Podobało mi się sporo fragmentów "Con amore", kilka zacytuję:

"Wchodzisz na estradę i krzyczysz: "Patrzcie jak ja gram!". A trzeba, żebyś mówił: "Jak piękna jest muzyka, którą gram...".  (nauki Taty)

"Jak to jest z Chopinem i z tym fortepianem Chopina. Starać się, aby nasz brzmiał tak jak jego? Inna była skala możliwości instrumentu wtedy, a inna jest dziś. Na przykład tamto forte i nasze... Czy grając Chopina mamy prawo do naszego forte, choć wiemy, że u niego nigdy tak ono nie brzmiało? Tata twierdzi, że mamy prawo, bo Chopin odkrył duszę fortepianu. Jego kolorystykę, dynamikę, instrumentalizm - a więc, jakby przeczuwał fortepian przyszłości."  (nauki Taty)

"Lubię obserwować, jak się różni pianiści zachowują na estradzie. Na przykład: on i Grzesiek. Kolosalna różnica! Grzegorz nosi wizytowe ubranie, jakby się w nim urodził. Jędrek - traktuje swój uniform koncertowy jak dopust boży. Grzegorz - widzi publiczność, umie się kłaniać, umie słać jej uśmiechy, okazywać wdzięczność. Jędrek - w ogóle jej nie widzi; dla niego wszystko, co nie jest muzyką, jest złem koniecznym, udręką. Grzegorz siada do fortepianu ceremonialnie, poprawia krzesło, przypasowuje się, wyciera ręce, przeciera chusteczką klawiaturę, wyczekuje na uspokojenie sali... Jędrek rzuca się na stołek i wali z kopyta. Ma się wrażenie, że jeszcze nie usiadł, a już gra. Grzegorz - opanowany, elegancki. Jędrek - żywioł, nieświadomy swojej siły. Człowiek - fortepian. Sama muzyka.
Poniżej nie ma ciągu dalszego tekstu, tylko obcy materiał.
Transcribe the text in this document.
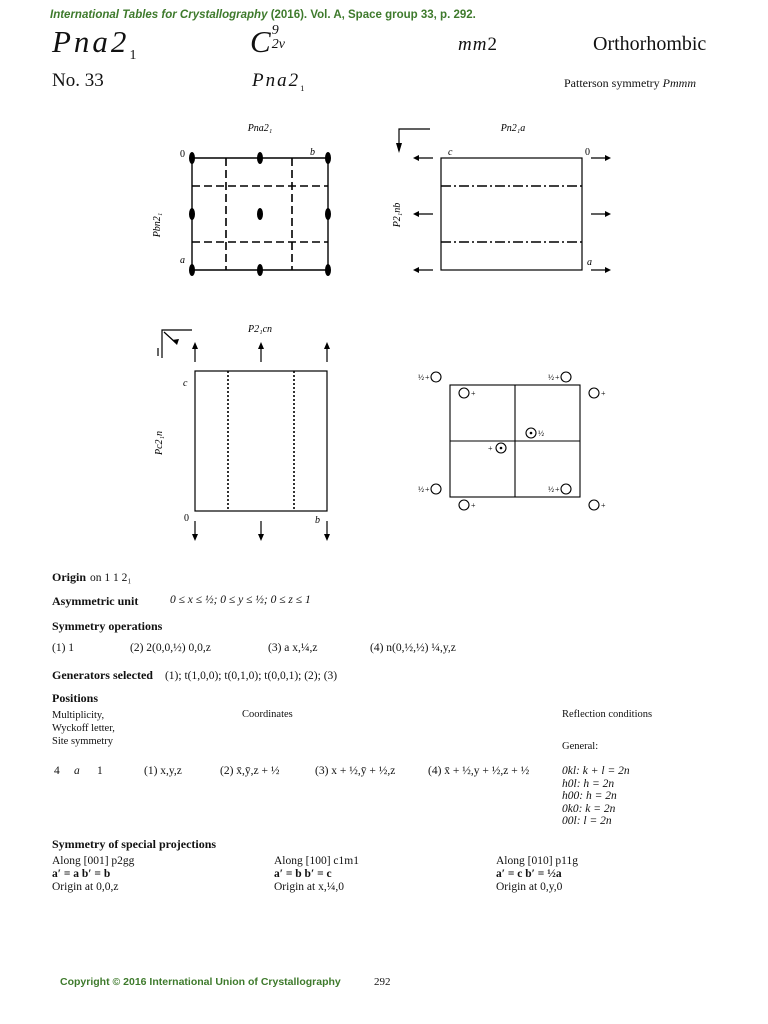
International Tables for Crystallography (2016). Vol. A, Space group 33, p. 292.
$Pna2_1$	C9
2v	mm2	Orthorhombic
No. 33	$Pna2_1$	Patterson symmetry Pmmm
Pna2₁
Pbn2₁
0	b
a
Pn2₁a
P2₁nb
c	0
a
P2₁cn
Pc2₁n
c
0	b
½ +	½ +
+	+
½
+
½ +	½ +
+	+
Origin on 1 1 2₁
Asymmetric unit	0 ≤ x ≤ ½; 0 ≤ y ≤ ½; 0 ≤ z ≤ 1
Symmetry operations
(1) 1	(2) 2(0,0,½) 0,0,z	(3) a x,¼,z	(4) n(0,½,½) ¼,y,z
Generators selected (1); t(1,0,0); t(0,1,0); t(0,0,1); (2); (3)
Positions
Multiplicity,
Wyckoff letter,
Site symmetry
Coordinates	Reflection conditions
General:
4 a 1	(1) x,y,z	(2) x̄,ȳ,z + ½	(3) x + ½,ȳ + ½,z	(4) x̄ + ½,y + ½,z + ½	0kl: k + l = 2n
h0l: h = 2n
h00: h = 2n
0k0: k = 2n
00l: l = 2n
Symmetry of special projections
Along [001] p2gg
a′ = a b′ = b
Origin at 0,0,z
Along [100] c1m1
a′ = b b′ = c
Origin at x,¼,0
Along [010] p11g
a′ = c b′ = ½a
Origin at 0,y,0
Copyright © 2016 International Union of Crystallography	292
I tylko czasem w jego twarzy jest tyle męki, że aż patrzeć na niego nie mogę."

"Con amore"
Krystyna Berwińska
rok wydania: 1976

6 komentarzy:

  1. O książce - tez nie miałem pojęcia. Za to film wywarł na mnie ogromne wrażenie. Pamiętam nawet, jak owoczesni spece od "reklamy" (marketing jeszcze nie istniał) zachwalali: 'I gdziez Anglikom z ich Love story do naszego Con amore?. Tam - bałamutna historia afektu suto doprawiana wulgaryzmami i przeklinaniem, tu: z życia wziete postaci, piękna muzyka, wzruszajaca historia... Właściwie po obejrzeniu jednego i drugiego przyznawałem takim stwierdzeniom rację. I przyznaję do dziś. To był naprawdę przepiękny, nieporównywalny z zadnym innym film. Nawet ubiegłoroczny "Wygrany" - to marny jego siostrzeniec. Zaś co do roli Ewy - mam zdecydowanie inne zdanie. Podobała mi się. Taki typ dziewczyny: subtelnej, uczuciowej, troche melancholijnej, trochę zamkniętej emocjonalnie - zawsze pasuje do rzutkich, żądnych sukcesów młodych wirtuozów. Jako aktorka bardzo dobrze została w te realia ubrana i ze swej roli wywiazała sie, wg mnie - bez zarzutu.

    OdpowiedzUsuń
    Odpowiedzi
    1. Oglądałam film jako dziecko i wyraźnie pamiętam, że mi się nie podobał i rola Ewy mnie odrzuciła. Nie byłam wtedy tak wyczulona na muzykę, a tym bardziej na konkurs chopinowski, jak teraz. Chyba powinnam teraz, po doświadczeniach ostatnich dwóch lat, obejrzeć film jeszcze raz. Jednego jestem pewna, że nie zachwyci mnie rola Ewy, bardzo silne negatywne odczucia, jej postaci właśnie dotyczące, zostały jako jedyne przez "dziesiąt" lat w moich wspomnieniach.

      Usuń
  2. aro 51

    Beatko, piękne fragmenty zacytowałaś
    o muzyce i o podejściu do muzyki.

    OdpowiedzUsuń
    Odpowiedzi
    1. Podobał mi się język jakim napisano książkę, z małymi wyjątkami, a najładniej napisane są fragmenty dotyczące muzyki właśnie.

      Usuń
  3. Mnie swojego czasu film tez sie podobał.Przede wszystkim piękne zdjęcia, choć może trochę kiczowate (Chopin i wierzby). No i zupełnie cudowna Joanna Szczepkowska.Mogliby powtórzyć w tv.

    OdpowiedzUsuń
    Odpowiedzi
    1. Jest na YT http://www.youtube.com/watch?v=feLJeIIYFyA
      Też sobie obejrzę. Seans po latach. Po bardzo wielu latach.